Sahabatnya bangkit, berjalan keluar rumah, Taeyong memijat kening. Dia tidak mungkin mengatakan pada Yuta kalau anak yang dikandung Doyoung adalah keponakannya, kan.

Isi surel Jaehyun masih terbayang jelas di mata Taeyong bahkan tanpa membuka kembali isinya.

"Kim Doyoung, Guri 1 februari 1996, dia lulusan fakultas ekonomi jurusan akuntansi, pernah bekerja di perusahaan konsultan keuangan pimpinan seorang pria berkebangsaan Amerika, yang sekarang dikendalikan oleh putranya, Seo Johnny."

Taeyong tidak perlu membuka LinkedIn untuk mengetahui siapa Seo Johnny.

Ya, suami Chittaphon, sepupunya dari pihak ibu.

Ayah dari Mark. Keponakannya yang manis dan cerewet. Juga ... ayah dari janin yang saat ini sedang dikandung Ten.
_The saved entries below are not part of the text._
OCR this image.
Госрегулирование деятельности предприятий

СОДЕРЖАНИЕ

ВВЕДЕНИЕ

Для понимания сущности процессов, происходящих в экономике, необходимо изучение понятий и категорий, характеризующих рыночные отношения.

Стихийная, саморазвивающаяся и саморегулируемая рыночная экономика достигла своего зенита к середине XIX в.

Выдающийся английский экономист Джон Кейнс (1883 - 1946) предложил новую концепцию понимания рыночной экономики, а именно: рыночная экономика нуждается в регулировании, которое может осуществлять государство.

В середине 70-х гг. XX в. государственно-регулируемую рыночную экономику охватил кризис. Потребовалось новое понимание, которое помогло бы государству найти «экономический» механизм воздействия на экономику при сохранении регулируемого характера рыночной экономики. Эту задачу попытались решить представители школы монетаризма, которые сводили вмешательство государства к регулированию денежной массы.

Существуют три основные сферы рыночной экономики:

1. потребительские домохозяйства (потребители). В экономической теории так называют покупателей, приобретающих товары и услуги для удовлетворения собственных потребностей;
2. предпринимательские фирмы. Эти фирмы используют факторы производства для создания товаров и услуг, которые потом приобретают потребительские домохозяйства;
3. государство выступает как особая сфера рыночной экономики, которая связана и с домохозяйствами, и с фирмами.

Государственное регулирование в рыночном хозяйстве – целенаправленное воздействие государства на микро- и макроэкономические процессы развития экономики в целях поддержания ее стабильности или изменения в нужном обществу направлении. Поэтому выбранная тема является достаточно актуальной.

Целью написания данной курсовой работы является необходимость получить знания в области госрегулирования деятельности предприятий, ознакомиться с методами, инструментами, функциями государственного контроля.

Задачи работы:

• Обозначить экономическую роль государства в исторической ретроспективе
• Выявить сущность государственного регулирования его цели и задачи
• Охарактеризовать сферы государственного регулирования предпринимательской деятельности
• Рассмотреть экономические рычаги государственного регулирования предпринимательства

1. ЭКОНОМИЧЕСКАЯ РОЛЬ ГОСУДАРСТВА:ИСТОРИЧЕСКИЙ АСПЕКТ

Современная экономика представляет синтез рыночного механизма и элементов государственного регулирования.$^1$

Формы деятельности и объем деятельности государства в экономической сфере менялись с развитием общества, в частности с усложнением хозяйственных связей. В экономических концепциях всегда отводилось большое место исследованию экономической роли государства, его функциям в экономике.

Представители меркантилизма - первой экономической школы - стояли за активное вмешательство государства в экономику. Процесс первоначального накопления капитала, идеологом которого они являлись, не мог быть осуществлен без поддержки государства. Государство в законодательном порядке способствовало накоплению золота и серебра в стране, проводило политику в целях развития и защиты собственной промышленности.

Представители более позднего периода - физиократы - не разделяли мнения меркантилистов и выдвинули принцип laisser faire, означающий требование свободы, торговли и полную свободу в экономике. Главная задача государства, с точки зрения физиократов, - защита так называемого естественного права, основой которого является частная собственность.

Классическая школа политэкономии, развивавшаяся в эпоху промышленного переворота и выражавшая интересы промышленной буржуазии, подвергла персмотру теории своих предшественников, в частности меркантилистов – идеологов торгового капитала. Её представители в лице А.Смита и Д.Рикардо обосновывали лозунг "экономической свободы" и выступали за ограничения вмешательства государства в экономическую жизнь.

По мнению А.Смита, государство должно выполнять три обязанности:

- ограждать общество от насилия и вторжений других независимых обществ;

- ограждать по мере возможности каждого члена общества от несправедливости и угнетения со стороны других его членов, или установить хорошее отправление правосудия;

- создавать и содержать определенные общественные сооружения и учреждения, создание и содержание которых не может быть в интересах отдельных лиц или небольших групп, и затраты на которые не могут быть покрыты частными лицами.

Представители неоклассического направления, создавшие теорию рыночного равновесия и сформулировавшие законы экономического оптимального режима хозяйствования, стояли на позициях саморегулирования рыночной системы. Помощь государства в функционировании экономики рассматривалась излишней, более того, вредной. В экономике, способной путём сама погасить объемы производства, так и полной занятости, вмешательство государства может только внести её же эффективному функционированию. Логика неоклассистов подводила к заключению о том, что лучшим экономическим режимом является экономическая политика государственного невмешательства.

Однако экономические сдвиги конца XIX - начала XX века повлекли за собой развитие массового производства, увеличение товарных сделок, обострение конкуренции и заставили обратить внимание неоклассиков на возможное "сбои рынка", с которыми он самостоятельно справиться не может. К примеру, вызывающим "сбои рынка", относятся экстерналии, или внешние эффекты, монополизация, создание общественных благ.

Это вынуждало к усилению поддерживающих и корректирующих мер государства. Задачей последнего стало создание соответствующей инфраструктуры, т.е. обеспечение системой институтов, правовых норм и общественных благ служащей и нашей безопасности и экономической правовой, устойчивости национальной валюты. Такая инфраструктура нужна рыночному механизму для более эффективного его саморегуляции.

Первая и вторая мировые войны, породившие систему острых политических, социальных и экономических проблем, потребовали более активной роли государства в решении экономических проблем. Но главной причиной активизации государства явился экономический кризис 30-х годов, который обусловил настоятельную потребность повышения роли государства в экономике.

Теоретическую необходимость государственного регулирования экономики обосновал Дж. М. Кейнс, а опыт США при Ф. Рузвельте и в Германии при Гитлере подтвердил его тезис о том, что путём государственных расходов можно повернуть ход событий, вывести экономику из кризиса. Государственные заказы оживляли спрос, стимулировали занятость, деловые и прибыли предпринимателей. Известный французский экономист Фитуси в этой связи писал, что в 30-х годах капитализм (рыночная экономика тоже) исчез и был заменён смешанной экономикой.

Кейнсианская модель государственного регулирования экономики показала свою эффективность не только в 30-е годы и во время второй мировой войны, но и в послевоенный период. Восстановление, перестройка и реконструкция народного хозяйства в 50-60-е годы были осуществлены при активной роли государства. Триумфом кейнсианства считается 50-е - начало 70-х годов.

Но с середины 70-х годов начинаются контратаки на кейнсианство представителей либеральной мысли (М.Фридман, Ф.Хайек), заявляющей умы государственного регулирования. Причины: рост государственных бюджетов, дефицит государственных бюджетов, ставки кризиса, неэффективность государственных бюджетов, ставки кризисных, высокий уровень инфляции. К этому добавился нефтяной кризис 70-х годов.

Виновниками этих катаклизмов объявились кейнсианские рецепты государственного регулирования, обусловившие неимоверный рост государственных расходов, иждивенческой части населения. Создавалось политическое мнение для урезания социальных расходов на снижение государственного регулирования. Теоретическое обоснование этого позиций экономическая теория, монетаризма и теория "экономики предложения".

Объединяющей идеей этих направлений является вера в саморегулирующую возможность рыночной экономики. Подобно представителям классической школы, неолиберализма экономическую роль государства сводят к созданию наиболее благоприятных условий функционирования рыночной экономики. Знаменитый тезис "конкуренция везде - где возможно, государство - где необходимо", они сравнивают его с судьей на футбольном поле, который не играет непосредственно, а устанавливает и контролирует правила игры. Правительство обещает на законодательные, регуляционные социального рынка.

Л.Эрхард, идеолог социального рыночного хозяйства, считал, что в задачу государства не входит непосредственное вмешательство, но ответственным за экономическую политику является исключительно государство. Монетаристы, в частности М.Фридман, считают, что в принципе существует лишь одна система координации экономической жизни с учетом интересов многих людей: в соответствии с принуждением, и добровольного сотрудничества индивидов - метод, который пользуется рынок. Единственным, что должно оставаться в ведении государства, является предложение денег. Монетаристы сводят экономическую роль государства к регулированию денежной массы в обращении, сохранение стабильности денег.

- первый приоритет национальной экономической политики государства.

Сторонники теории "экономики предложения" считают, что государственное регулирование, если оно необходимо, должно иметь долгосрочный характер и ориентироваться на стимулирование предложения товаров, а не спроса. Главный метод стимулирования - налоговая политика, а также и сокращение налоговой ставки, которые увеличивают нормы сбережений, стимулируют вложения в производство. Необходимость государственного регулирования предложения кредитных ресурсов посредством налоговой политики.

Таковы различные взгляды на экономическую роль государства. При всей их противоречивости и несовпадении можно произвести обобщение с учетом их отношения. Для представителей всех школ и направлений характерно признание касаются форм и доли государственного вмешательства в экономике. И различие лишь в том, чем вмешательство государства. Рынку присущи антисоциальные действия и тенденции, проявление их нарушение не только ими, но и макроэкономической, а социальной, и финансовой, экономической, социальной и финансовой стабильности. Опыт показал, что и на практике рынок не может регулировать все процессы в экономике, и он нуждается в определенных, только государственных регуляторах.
Dia melirik pemuda Kim itu, ada berapa banyak beban yang ia tanggung?

Kenapa dia bisa menyembunyikan dengan begitu rapi?

Kenapa si brengsek Johnny tega sekali mengkhianati Ten?

Kenapa dan kenapa lainnya berkelebat dalam benaknya.

Winwin menangkap pandangannya ke Doyoung, pemuda itu tersenyum menggoda membuat Taeyong mendengkus dan ke dapur.

Hari ini Doyoung belum minum susu.

"Habiskan, besok kita ke dokter." Katanya.

Doyoung mencebikkan bibir tapi tetap meraih gelasnya.

Taeyong melangkah ke kamar, memikirkan matang-matang percakapannya dengan Yuta.